日本が西洋を本格的に取り入れた明治以降日本はイデオロギーでものを考えるようになったと言えるのかもしれません。それが近代的だと考えた人たちはそれをどんどん広めてゆきました。イデオロギーで考えない人間は古いと言って排斥していったとも言えます。それはまるで植民地化された地域が母国語を使うことを禁じられたようにです。そしていつしかその言葉は退化してしまいまい、消えてしまうのです。

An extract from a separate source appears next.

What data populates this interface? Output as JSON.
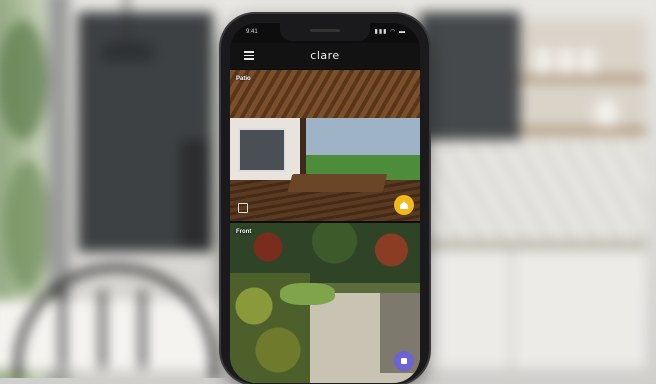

今の、多くの日本人はイデオロギーで物事を整理しようとします。合理的に整理できて便利なものだとみられているからです。学問、特に思想的な分野にはイデオロギー派が多く、あるイデオロギーが権威的な力を持つと、それ以外の考え方を排斥し始めます。その権威になったイデオロギー以外は居場所がなくなってしまうのです。これが政治権力と結びついた日には目も当てられない社会状況が生じます。

 

イデオロギーで考えるようになると、なんでも説明がついてしまう錯覚に陥ります。人間はだんだん考えなくなってしまいますから、それは思考の退化に他なりません。最近「人間の建設」という岡潔と小林秀雄の対談を読み返していて、二人が別の観点から「今の人間は知力が低下している」と言っているのが印象的でした。特に岡潔が「数学が抽象的になってしまった」「数学から感情が無くなった」と言うくだりは目から鱗でした。

知力というのはさまざまな矛盾の中から鍛えられてゆくものだと考えていますから、矛盾の排除は、結果として知力を低下させてしまいます。

真っ白いキャバすに向かってドキドキしながら絵を描くのではなく、あらかじめ線で描かれたものに色を塗ってゆく、塗り絵的になってしまうと、絵の醍醐味は薄れてしまうものです。出来上がった塗り絵の絵は基本的にはおんなじ絵なのではないのでしょうか。